Origin of time scale

In oscillator models dynamics come directly from the kinetics of channels and synaptic interactions. At present it is not clear if varied temporal dynamics in balanced networks can emerge from synaptic interactions alone or require additional mechanisms like synaptic habituation or accumulating changes in membrane potential. In the case of the scratch rhythm the fundamental question is if the scratch period is defined by the dynamics of the constituent neurons or emerges from distributed synaptic interactions or by a combination as proposed for respiration (Feldman and Del Negro 2006). This would entail that the rhythm is the result of self-organization of the large-scale network activity. In such a situation the time scale of the network rhythm does not have to be reflected in the time scale of the activity of its neurons in isolation. This type of macroscopic slow time scales have been observed in other self-organizing biological systems, such as nest building by ants, honey combs building by bees, and mounds by termites to mention some (Camazine et al. 2001). The time scale of activity of its constituents (ants, bees, and termites) is much faster than the macroscopic outcome (the nest, comb, and mounds). In a similar fashion the spinal motor rhythms could be a slow emergent network property of the much faster activity of the constituent neurons. Although this analogy is appealing, it remains to be molded into a concrete theory and investigated experimentally.

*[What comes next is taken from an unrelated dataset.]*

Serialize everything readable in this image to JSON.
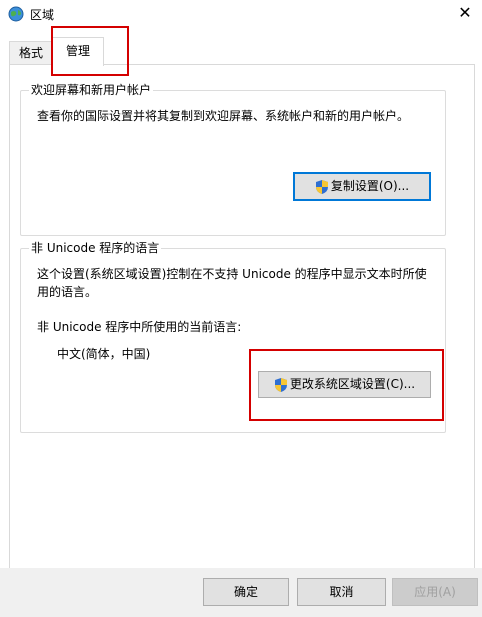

In summary, we have presented a dilemma in the approach to large-scale functional networks of neurons. If their modus operandi is based on weakly coupled neurons with non-linear intrinsic response properties, then it is necessary to characterize these properties in the constituent cell types in each network and reveal how they respond to naturally occurring synaptic input patterns. It is equally important to unravel the anatomical connectivity. On the other hand, in the case of high conductance states the global mechanisms of network activity should be approached from the statistical nature of the fluctuations in membrane conductance, membrane potential and firing rate in individual cells during functional network activity. The circuit architecture that leads to parallel increase in inhibitory and excitatory synaptic activity must be identified (Miura et al. 2007). In addition, major focus should be on identifying the avalanche that leads from particular external input to the appropriate behavior, in our case how a light brush on the carapace generates a network state for the appropriate scratch form. What are the network mechanisms that stabilize a few distinct behavioral modes in a continuous large-scale network and secure their differential selection by external synaptic input?

The experimental resolution of these dilemmas is crucial for the development of more specific understanding of the relation between signal processing at the cellular level and circuit function in large-scale networks.